I should emphasize that whatever I fed my mare if I arrived early was what she would have gotten anyway if I had not been there, not “extra” hay I was “stealing” from the barn supply. Her “grain” had been made up the night before so I just grabbed her bucket from the stack. It was never an issue.
Just some things I thought of reading this thread, that may be regional and/or barn specific:
- Most barns I’ve worked or been involved in don’t feed hay in a dirty stall, the horse is turned out after grain and given their hay breakfast outside - this is done for several reasons, including being the most time efficient way to get a horse out of a stall to clean it
- Most don’t want boarders helping themselves to hay - boarders tend to contribute to the waste and mess
- Carrying hay through the aisles is additional sweeping / cleanup for staff to have to handle, boarders tend to not pick up after themselves
- It’s also additional stall labor picking up hay wastage from being trampled and dirtied, horses tend to be anxious to get out of their stalls and don’t eat with the same vigor
- Most boarding barns aren’t actually keeping hay in front of a horse 24/7, it is more like 1-2 flakes 3x a day.
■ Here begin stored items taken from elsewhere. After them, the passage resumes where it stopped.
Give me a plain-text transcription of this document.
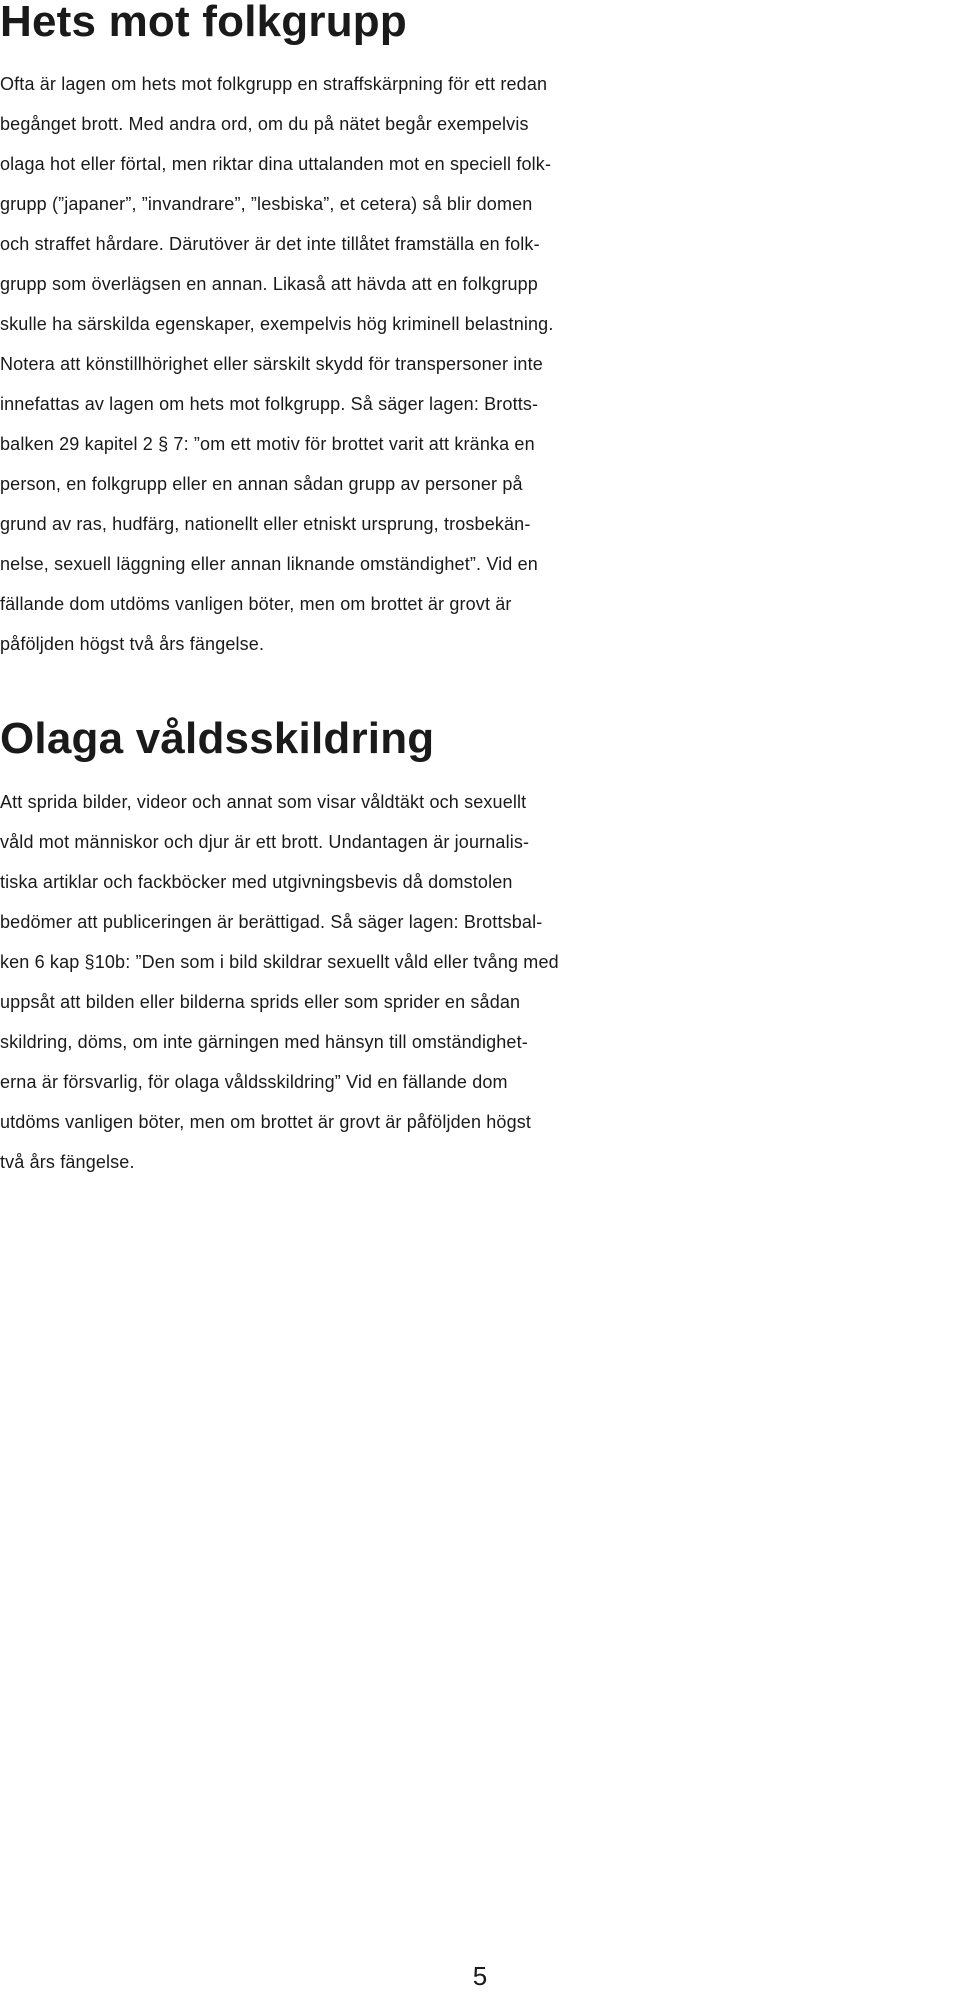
Hets mot folkgrupp
Ofta är lagen om hets mot folkgrupp en straffskärpning för ett redan
begånget brott. Med andra ord, om du på nätet begår exempelvis
olaga hot eller förtal, men riktar dina uttalanden mot en speciell folk-
grupp (”japaner”, ”invandrare”, ”lesbiska”, et cetera) så blir domen
och straffet hårdare. Därutöver är det inte tillåtet framställa en folk-
grupp som överlägsen en annan. Likaså att hävda att en folkgrupp
skulle ha särskilda egenskaper, exempelvis hög kriminell belastning.
Notera att könstillhörighet eller särskilt skydd för transpersoner inte
innefattas av lagen om hets mot folkgrupp. Så säger lagen: Brotts-
balken 29 kapitel 2 § 7: ”om ett motiv för brottet varit att kränka en
person, en folkgrupp eller en annan sådan grupp av personer på
grund av ras, hudfärg, nationellt eller etniskt ursprung, trosbekän-
nelse, sexuell läggning eller annan liknande omständighet”. Vid en
fällande dom utdöms vanligen böter, men om brottet är grovt är
påföljden högst två års fängelse.
Olaga våldsskildring
Att sprida bilder, videor och annat som visar våldtäkt och sexuellt
våld mot människor och djur är ett brott. Undantagen är journalis-
tiska artiklar och fackböcker med utgivningsbevis då domstolen
bedömer att publiceringen är berättigad. Så säger lagen: Brottsbal-
ken 6 kap §10b: ”Den som i bild skildrar sexuellt våld eller tvång med
uppsåt att bilden eller bilderna sprids eller som sprider en sådan
skildring, döms, om inte gärningen med hänsyn till omständighet-
erna är försvarlig, för olaga våldsskildring” Vid en fällande dom
utdöms vanligen böter, men om brottet är grovt är påföljden högst
två års fängelse.
5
The sheer cost it would take to provide 20-30 horses actual ad lib hay would make boarding costs untenable for most people.
- Feeding just the one horse riles up the rest, and there’s a lot of stall related injuries that can happen from pacing, kicking, and pawing at stalls. I have seen it all - legs caught in stall grates, legs caught in water buckets, cuts, etc. Everyone’s horse is well mannered until it’s feed time
A lot of these small things don’t seem like a big deal but once you become the primary caretaker for 20-30 horses, every small inconvenience really stacks up against you time, cost, and labor wise. There are a lot of small details that people don’t realize can clog up the schedule, many boarding barns have limited staff and run on a very tight, cost/time sensitive schedule and don’t have the labor or manpower to provide hay before turnout. Workers want the horses out of stalls so they can clean the barn ASAP, they don’t want to wait the hour or so it takes for a horse to finish a flake of hay for breakfast before grain and turnout.